Eriksen-Vidal. Quello dell'Inter ai danni del Milan in testa alla Serie A, in quel di Appiano Gentile, potrebbe non essere l'unico sorpasso della settimana. Christian Eriksen, dopo la partita di Coppa Italia contro la Juventus, per la seconda volta in stagione ha giocato due partite consecutive da titolare. Antonio Conte lo ha schierato infatti anche nel successo contro la Lazio, in cui il danese ha offerto, peraltro, un'ottima prestazione, evidenziando notevoli progressi in fase difensiva. Il ruolo in cui Eriksen è stato schierato è quello di mezzala sinistra a centrocampo, che sembra il più congeniale per lui.

Quello è anche il ruolo di Arturo Vidal, assente contro i biancocelesti per un infortunio al ginocchio. Finora in stagione il cileno è stato il principale detentore di quel posto in campo, ma ora potrebbe cambiare qualcosa. Eriksen sta trovando costanza e miglioramenti e, come ha fatto Ivan Perisic sulla fascia sinistra, potrebbe conquistare il posto che finora è appartenuto al numero ventidue.

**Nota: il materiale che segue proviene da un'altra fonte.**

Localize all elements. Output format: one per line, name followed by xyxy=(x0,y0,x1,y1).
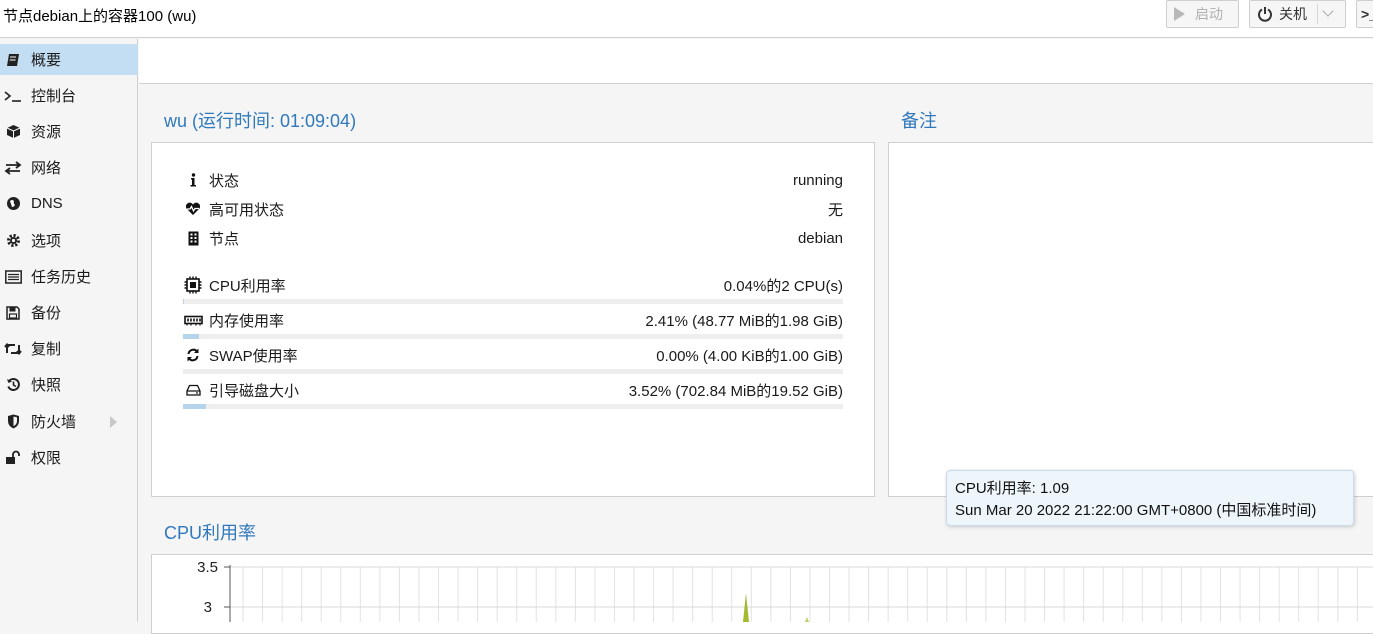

La sfida Eriksen-Vidal nei minuti delle ultime partite

Considerando i numeri generali della stagione sembra non esserci partita nel confronto Eriksen-Vidal. In campionato, l'ex Tottenham ha giocato appena dieci partite, di cui quattro entrando dalla panchina e con 49 minuti di permanenza in campo media.

Diciotto invece le presenze del cileno, di cui ben tredici da titolare, con una media di 61 minuti giocati. Fin qui, no game. Ma a fare la differenza potrebbe essere ciò che sta avvenendo nell'ultima settimana.

A partire dalla partita giocata venerdì 5 febbraio in casa della Fiorentina, Vidal ha totalizzato un totale di 45 minuti in campo.

All'intervallo del match contro i Viola è stato infatti sostituito per una contusione al ginocchio, che poi lo ha tenuto fuori in Coppa Italia contro la Juventus - era comunque squalificato - e nella contesa contro la Lazio. In tutto questo, Eriksen ha potuto godere di 65 minuti di gioco a Torino e ben 72 nella convincente prova contro la Lazio, una costanza in campo di cui non aveva goduto prima.

Il derby ed Eriksen-Vidal: chi completerà il centrocampo interista?

Posto che gli imprescindibili Marcelo Brozovic e Nicolò Barella occuperanno, a meno di imprevisti, i loro consueti posti in campo, viene a questo punto da chiedersi chi sarà la mezzala sinistra prescelta per affiancarli nell'importantissimo derby di domenica 21 febbraio. Innanzitutto nella sfida Eriksen-Vidal bisognerà considerare le condizioni fisiche del trentatreenne cileno, che sta recuperando dal problema al ginocchio di cui sopra. Se sano, Conte ha dimostrato finora di preferirlo sia al danese sia a Roberto Gagliardini.

Le ultime performance di Eriksen, tuttavia, inducono a pensare almeno a un ballottaggio, in caso di recupero totale di Vidal.

Dopo la punizione decisiva proprio contro il Milan ai quarti di Coppa Italia, il giocatore ha trovato più spazio. Nel ruolo di centrosinistra a metà campo sta la sua dimensione, soprattutto ora che, per stessa ammissione di Conte, sta migliorando in fase difensiva e nella comprensione dell'italiano. Se il suo contributo è quello di ieri sera in fase di non possesso, il talento che ha con la palla nei piedi potrebbe valergli ancora la partenza dal primo minuto in una partita fondamentale, con l'Inter che cercherà di allungare a più quattro sul Milan per una prima vera fuga in chiave scudetto. E' incredibile pensare che a gennaio, Beppe Marotta lo metteva pubblicamente sul mercato. Ora il sorpasso Eriksen-Vidal potrebbe rendere il danese il miglior acquisto nerazzurro per la corsa al titolo.